第26章 這麼欺負她


  賀清夏一覺睡到天光大亮,趴在枕頭上閉著眼睛回神。

  許是昨晚喝了太多酒,她腦子有些轉不過來,從拿下項目一路想到祁聿年那張臉,才漸漸清醒了幾分。

  

  蘭姨推門進來,拉開了一點遮光窗簾的縫隙,濃烈的陽光灑進來,才讓賀清夏發出了一聲輕響。

  「夏夏,醒了嗎?蘭姨給你煲了湯,快起來吃飯。」

  「蘭姨……」賀清夏迷迷糊糊地應聲。

  蘭姨坐在床邊,佯裝生氣地摸了摸她的臉,「你昨天怎么喝了那麼多酒啊,蘭姨就是回了趟老家沒看著你,你就在外面瞎胡鬧。」

  賀清夏閉著眼睛趴在她腿上笑了笑,慵懶的聲音軟乎乎地撒嬌:「才沒胡鬧,我和朋友一起吃飯的。」

  「是哦,什麼朋友這麼放心啊?」蘭姨輕撫著她的頭髮問道,「昨天送你回家那個男孩子啊?蘭姨從來沒見過。」

  賀清夏抬眼看向她,問道:「你們昨天見過了?」

  蘭姨笑著捏了捏她臉頰上的軟肉,「你啊!你昨天喝那麼多,自己怎麼回家的都不記得了?那個男孩子把你送回家就走了。」

  她頓了頓,語氣認真地說:「你敢把不熟的男人帶回家膽子真夠大的,幸好我昨天從老家回來,過來給你煲湯碰見了,以後可不能這樣了,聽到沒?」

  「沒事的,他是我的司機,人很好。

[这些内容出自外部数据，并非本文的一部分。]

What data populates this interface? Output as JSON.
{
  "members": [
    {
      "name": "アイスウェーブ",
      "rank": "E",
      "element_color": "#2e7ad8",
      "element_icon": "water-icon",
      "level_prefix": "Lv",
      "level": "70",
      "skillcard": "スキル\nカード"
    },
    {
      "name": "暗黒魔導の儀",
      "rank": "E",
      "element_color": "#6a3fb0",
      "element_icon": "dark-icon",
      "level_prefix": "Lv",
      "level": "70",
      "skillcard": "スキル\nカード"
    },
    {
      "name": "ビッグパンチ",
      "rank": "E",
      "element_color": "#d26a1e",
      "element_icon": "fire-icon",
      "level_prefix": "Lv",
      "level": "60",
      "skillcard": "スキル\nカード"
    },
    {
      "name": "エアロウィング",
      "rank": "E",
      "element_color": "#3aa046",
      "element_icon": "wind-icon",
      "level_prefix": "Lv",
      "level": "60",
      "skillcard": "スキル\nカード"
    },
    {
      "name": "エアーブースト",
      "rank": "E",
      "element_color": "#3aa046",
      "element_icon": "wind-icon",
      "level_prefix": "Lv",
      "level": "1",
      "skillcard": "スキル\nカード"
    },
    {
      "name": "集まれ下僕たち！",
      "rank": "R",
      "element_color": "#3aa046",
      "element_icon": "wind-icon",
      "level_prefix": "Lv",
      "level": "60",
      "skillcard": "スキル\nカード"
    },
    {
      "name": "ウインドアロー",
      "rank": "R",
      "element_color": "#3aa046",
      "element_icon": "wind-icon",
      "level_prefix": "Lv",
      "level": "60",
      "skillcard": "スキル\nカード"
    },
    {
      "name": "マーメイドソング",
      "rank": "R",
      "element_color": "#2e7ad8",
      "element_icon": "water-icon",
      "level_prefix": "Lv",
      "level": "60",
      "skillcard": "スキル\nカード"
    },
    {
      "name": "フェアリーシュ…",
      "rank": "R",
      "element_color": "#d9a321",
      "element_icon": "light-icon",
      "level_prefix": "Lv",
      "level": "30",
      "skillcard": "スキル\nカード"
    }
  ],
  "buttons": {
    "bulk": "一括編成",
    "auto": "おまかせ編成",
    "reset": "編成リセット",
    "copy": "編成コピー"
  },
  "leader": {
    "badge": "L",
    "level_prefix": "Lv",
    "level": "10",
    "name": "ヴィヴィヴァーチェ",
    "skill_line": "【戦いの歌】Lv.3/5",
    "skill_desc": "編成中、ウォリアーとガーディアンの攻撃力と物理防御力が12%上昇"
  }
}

」

  蘭姨沒有說話,低頭看著賀清夏鬆弛平靜的眉眼,半晌後拍了拍她的背,語氣重新恢復輕快爽朗:「快起來快起來,我去給你盛飯。快點洗臉刷牙,不許賴床……」

  蘭姨起身回到廚房,賀清夏聞著門外傳來的陣陣飯香,在柔軟的大床上使勁伸了個懶腰,往日寂靜一片的家裡重新響起鍋碗瓢盆聲,讓她安心又踏實。

  她從床頭拿過手機,屏幕上已然有了一條未讀消息。

  祁聿年:【醒了嗎?】

  賀清夏:【醒了,你昨晚送我回來的?謝謝。】

  賀清夏消息發出去沒一會兒,祁聿年的電話就打了過來。

  她清了清嗓子快速接起,聲音還是有些沙啞:「餵。」

  「今天應該沒有安排吧?你昨晚喝了很多酒,今天在家好好休息。」

  賀清夏「嗯」了一聲,「沒有安排,我也打算今天在家待著,昨天辛苦你送我回來,今天給你放個假。」

  電話那頭傳來祁聿年低沉好聽的輕笑,「那就謝謝老闆了,正好今天有點事,還打算找你請假。」

  賀清夏聽著他的笑聲,也不自覺地勾了下唇,「怎麼樣,我這個『資本家』不算太黑心吧?」

  「當然了。」祁聿年順勢接過話,「去哪裡找你這麼大方和善的老闆。」

  賀清夏輕哼一聲,突然想起什麼,連忙問道:「對了,我昨晚喝醉了,怎麼買的單啊?」

  說好請他吃飯的,反倒自己因為一時開心喝了個底朝天,好丟臉。

  「餐廳經理說會從你儲值帳戶里劃帳。」

  賀清夏鬆了口氣,「那就好。」

  祁聿年沒再多說,聲音柔和:「那你快起床吃飯吧,昨晚喝了那麼多酒,蘭姨應該給你準備了醒酒湯,喝一點胃會舒服些。」

  「嗯……」

  賀清夏雖應聲,卻沒有掛電話的意思,低頭玩著手指繼續問道:「你怎麼叫蘭姨叫得那麼順口啊,你們昨晚聊了什麼?」

  「沒聊什麼啊,她說她是蘭姨,那我就叫她蘭姨咯。不然你說叫什麼?」

  他說的,好像確實,有道理……

  祁聿年繼續說道:「她昨晚還給我打包了湯,超級好喝!你替我向蘭姨說聲謝謝。」

  賀清夏眯眼笑了下,「好,下次來我家嘗嘗蘭姨的手藝,她做菜也很好吃。」

  「好啊。」

  兩人聊了好半天,廚房裡蘭姨久久不見賀清夏出來,以為她還在睡,又大聲喊了一句:「夏夏,不許賴床了,飯都要涼掉了。」

  賀清夏快速捂住聽筒,卻還是被祁聿年聽了個清楚。

  「那我掛了,你忙吧。」賀清夏聲音有些尷尬。

  「嗯。」

  祁聿年等電話那頭掛斷,眼底的溫和笑意停留了一會兒,才緩緩收起。

  「你繼續說。」

  江易忱聽著他與方才全然不同的語氣,眉峰一挑。

  剛被迫坐在祁聿年對面聽完全程,江易忱對兩人的關係愈發好奇。

  祁少口口聲聲說她只是朋友,那剛才熱戀小情侶的氛圍是鬧哪樣?

  自己現在服務的應該不會是未來老闆娘吧……

  雖然心裡偷偷腹誹著老闆的八卦,但江易忱臉上依舊是那副喜怒不形於色,專業沉穩的表情。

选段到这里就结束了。